Media Credit: Megan Cassise
Students Justin Reagle makes a glass flower with torch fire in Gary Cohen's advanced glassblowing class earlier this semester.

The Glassblowing-Offhand 1 Class at Palomar College teaches the process of forming glass into shapes while the glass is in a molten, semi-liquid state. The class has about 20 students of different age groups and art ideas.

Instructor Garry S. Cohen said he started glass blowing in his early 30s and has been teaching at Palomar for several years.

"I was originally a ceramics teacher, but I fell in love with glass blowing after a glass blowing instructor invited me to try it and I liked it," Cohen said. "Since I was a technique freak and liked discipline, I fell right into it."

Cohen said famous American glass artist Harvey Littleton inspired him, and that it takes concentration and focus to be an efficient glass blower, as well as good muscle coordination.

The studio is warm from the 2,000 degree heat of the ovens. Glass blowing involves three furnaces. The first, which contains a crucible of molten glass, is simply referred to as "the furnace." The second is called the "glory hole," and is used to reheat a piece in between steps of working with it. The final furnace is called the "lehr" or "annealer," and is used to slowly cool the glass over a period of a few hours for small pieces to a few days for larger pieces. This keeps the glass from cracking due to thermal stress.

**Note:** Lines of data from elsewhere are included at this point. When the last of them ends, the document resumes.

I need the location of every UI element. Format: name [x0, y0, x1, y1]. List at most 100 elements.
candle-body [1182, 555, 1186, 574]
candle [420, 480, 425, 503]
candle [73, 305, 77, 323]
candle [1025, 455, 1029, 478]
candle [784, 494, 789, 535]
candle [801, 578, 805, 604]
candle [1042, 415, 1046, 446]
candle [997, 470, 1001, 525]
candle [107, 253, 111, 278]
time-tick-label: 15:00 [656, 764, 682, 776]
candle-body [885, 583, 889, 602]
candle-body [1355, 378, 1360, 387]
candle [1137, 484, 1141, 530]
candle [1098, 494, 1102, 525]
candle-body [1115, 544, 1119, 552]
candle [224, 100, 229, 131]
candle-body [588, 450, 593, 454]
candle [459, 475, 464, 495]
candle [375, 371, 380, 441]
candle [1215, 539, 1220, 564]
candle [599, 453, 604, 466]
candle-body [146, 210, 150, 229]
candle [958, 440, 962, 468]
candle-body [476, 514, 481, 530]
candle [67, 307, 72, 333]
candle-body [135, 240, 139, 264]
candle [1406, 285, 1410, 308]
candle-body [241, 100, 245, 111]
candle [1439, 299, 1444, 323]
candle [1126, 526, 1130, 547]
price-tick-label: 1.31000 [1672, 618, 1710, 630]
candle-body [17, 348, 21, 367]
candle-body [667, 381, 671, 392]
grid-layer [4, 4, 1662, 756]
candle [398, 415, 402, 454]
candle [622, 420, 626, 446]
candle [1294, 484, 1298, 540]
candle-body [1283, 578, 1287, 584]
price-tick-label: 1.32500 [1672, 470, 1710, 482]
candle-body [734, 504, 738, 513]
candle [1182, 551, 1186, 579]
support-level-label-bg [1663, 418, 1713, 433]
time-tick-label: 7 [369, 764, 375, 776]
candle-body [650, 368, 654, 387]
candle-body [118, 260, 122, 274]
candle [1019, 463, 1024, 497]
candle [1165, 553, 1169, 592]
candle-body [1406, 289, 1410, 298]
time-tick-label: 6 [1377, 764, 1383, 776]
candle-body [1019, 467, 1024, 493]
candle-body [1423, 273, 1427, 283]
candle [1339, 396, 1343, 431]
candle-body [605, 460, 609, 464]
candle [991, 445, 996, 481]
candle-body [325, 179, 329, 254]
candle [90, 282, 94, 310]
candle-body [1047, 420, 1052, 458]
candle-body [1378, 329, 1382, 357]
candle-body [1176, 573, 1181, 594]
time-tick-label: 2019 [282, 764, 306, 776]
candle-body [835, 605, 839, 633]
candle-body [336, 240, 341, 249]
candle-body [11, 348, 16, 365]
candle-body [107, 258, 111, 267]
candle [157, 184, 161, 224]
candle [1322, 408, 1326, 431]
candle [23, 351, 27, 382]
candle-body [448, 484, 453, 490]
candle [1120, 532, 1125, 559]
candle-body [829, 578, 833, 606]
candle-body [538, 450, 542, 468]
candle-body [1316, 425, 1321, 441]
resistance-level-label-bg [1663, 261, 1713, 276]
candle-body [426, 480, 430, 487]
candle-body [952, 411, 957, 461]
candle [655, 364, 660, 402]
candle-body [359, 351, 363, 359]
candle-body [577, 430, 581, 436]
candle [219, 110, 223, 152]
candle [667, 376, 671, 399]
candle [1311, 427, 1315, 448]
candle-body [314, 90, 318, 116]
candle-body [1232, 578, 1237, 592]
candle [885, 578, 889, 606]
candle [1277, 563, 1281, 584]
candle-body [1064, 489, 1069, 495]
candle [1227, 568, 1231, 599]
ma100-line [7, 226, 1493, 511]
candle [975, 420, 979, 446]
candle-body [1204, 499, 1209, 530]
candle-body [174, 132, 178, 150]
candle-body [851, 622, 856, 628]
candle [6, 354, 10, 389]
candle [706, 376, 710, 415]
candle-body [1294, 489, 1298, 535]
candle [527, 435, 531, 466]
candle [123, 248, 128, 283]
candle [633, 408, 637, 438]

Bernadette Reed is the instructional support technician for the glass blowing class. She has a degree in general arts from Cal State Long Beach. Reed said she has been working at Palomar for 10 years. She said she started working in ceramics but decided she liked working with glass instead. She helped build the 350-pound furnaces used in the glassblowing studio.

Student Acee Grupe said he has been interested in glass since he was 5-years-old when he saw a glass paperweight at his grandma's house that fascinated him.

"I would look at the glass paperweight and wonder how color and bubbles got in there," Grupe said. "Growing up, I always thought glass blowing was cool. I enrolled in the glass blowing class with Cohen and now I'm hooked for life."

He said he has been working with glass for the past eight months and said it's dangerous work because of the hot fires from the furnace and glory hole. He said he has been burnt, but said the thrill and dangerous process has kept him intrigued.